Konzertkritik: Toto in München in der Olympiahalle - Alles zum Konzert

München - Ein Hutständer neben dem Flügel von David Paich ist das alleinige Requisit auf der Bühne der Olympiahalle. Hin und wieder wechselt der Pianist Hüte und Zylinder, und das ist – von gelegentlichen Lichtblitzen und Laserstrahlen abgesehen – der einzige Showeffekt bei Totos Jubiläumskonzert. Der Rest ist Musik.
Die bietet die Band vor 6.000 Zuschauern selbstredend auf höchstem instrumentalen Niveau. Zylinder-Mann Paich und die beiden weiteren verbliebenen Urmitglieder von 1978, Gitarrist Steve Lukather und Keyboarder Steve Porcaro, waren in den späten Siebzigern und Achtzigern die angesagtesten Session-Musiker der Welt, haben auf Tausenden von Platten gespielt. Und auch heute könnten sie sich Paichs Zylinder über die Augen stülpen und würden dennoch keine Note vermasseln.
Anfangs rumpelts noch in der Olympiahalle
Auf die Akustik in der Olympiahalle hat das aber zunächst mal keinen Einfluss: Der Eröffnungssong "Alone" ist ein lauter, schlimmer Soundbatzen. Bei "Hold The Line" lassen sich die Instrumente schon besser ausmachen, wenig später kriegt der Tonmann den Sound gut in den Griff. Und da zeigt sich, dass auch die fünf anderen Musiker in nichts nachstehen. Percussionist Lenny Castro sowieso nicht: Der Mann ist selbst eine (Session-) Legende, der meistgebuchte Percussionist aller Zeiten, wie Lukather stolz bemerkt.
Er entfaltet mit Schlagzeuger Shannon Forrest und Bassist Shem von Shroeck einen wunderbaren Groove. Sänger Joseph Williams klingt ähnlich wie sein Vorgänger Bobby Kimball. Schade nur, dass er gar nicht so viel singen darf: Auch Lukather und Paich übernehmen öfters die Leadstimme – das zwar sehr ordentlich, aber doch mit weniger Ausdruck als Williams. Mitsingen soll auch das Publikum bei "Spanish Eyes", so die Aufforderung von Lukather – das ist bei dem neuen Stück doch etwas zu optimistisch. Spaß machen dann der Riff-Rocker "English Eyes" und das Instrumental "Jake to the Bone". Hier glänzt vor allem Paich mit einem entspannt-jazzigen Solo am Flügel. Den Super-Hit "Rosanna" verwandelt er im instrumentalen Zwischenspiel in eine coole New Orleans-Nummer.

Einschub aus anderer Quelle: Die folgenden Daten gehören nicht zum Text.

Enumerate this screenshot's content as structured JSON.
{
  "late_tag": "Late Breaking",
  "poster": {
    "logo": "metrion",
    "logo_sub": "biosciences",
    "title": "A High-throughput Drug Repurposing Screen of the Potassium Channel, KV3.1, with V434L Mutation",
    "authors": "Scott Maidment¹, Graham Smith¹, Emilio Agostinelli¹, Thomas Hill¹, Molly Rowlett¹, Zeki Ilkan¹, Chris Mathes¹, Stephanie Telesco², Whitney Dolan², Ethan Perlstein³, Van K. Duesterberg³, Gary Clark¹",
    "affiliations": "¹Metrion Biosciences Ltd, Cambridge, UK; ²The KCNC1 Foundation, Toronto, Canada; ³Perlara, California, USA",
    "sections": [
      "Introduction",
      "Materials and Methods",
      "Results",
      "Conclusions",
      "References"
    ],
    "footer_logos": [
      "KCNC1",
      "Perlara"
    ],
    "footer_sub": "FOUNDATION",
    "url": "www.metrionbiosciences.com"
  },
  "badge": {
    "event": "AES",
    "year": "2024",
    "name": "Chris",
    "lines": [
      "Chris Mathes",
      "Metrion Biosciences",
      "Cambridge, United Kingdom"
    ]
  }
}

Welche Songs der langen Bandgeschichte sollen nur gespielt werden?
Das einzige Problem bei der Jubiläumstour, so Joseph Williams, sei die Auswahl der Stücke, schließlich hätten sich in 40 Jahren doch einige angehäuft. Also bricht Toto die nächsten Lieder, gespielt in leiserer Fast-Unplugged-Besetzung, auf eine Strophe und einen Refrain runter. Das ist bei "Holyanna" und dem Americana-Song "No Love" schade, besonders aber bei einem Song von Steve Porcaro, zu dem ihn seine kleine Tochter Anfang der Achtziger inspiriert habe, wie er erzählt. Die klagte über Ärger mit einem Jungen in der Schule, fragte nach dem Warum, und der Vater antwortete mit einem Song, den er spontan schrieb. So seien sie halt, die Menschen: "It’s Human Nature".
Michael Jackson nahm "Human Nature" für "Thriller" auf, das meistverkaufte Album aller Zeiten. Der kurze Songfetzen klingt auch in der Olympiahalle magisch. Dann rockt Toto in voller Arena-Lautstärke weiter, und manche Stücke des letzten Drittels fallen deutlich ab: "Stranger in Town" ist platter Rock, auch mancher Synthie-Sound ist grenzwertig. Steve Lukathers Verbeugung vor seinem ersten Gitarren-Idol und späteren Freund George Harrison, das Beatles-Cover "While My Guitar Gently Weeps", klingt im Toto-Gewand nichtssagend, wie eine austauschbare, um den Blues beraubte Heavy-Rock-Ballade.
Umso besser ist das luftig-poppige "Make Believe", und dann kommt ja zum Schluss noch der eine Song. "Seid ihr bereit?", schreit Steve Lukather. "Seid ihr bereit für den Song?" Und auch an diesem Abend wird dieser Song herausragen mit seinem samtenen Groove, seinem unwiderstehlichen Refrain und dessen super-elegantem Übergang zum Thema, er wird herausragen wie aus dem gesamten 40-jährigen Schaffen der Band, das in der Olympiahalle gefeiert wird: "Africa".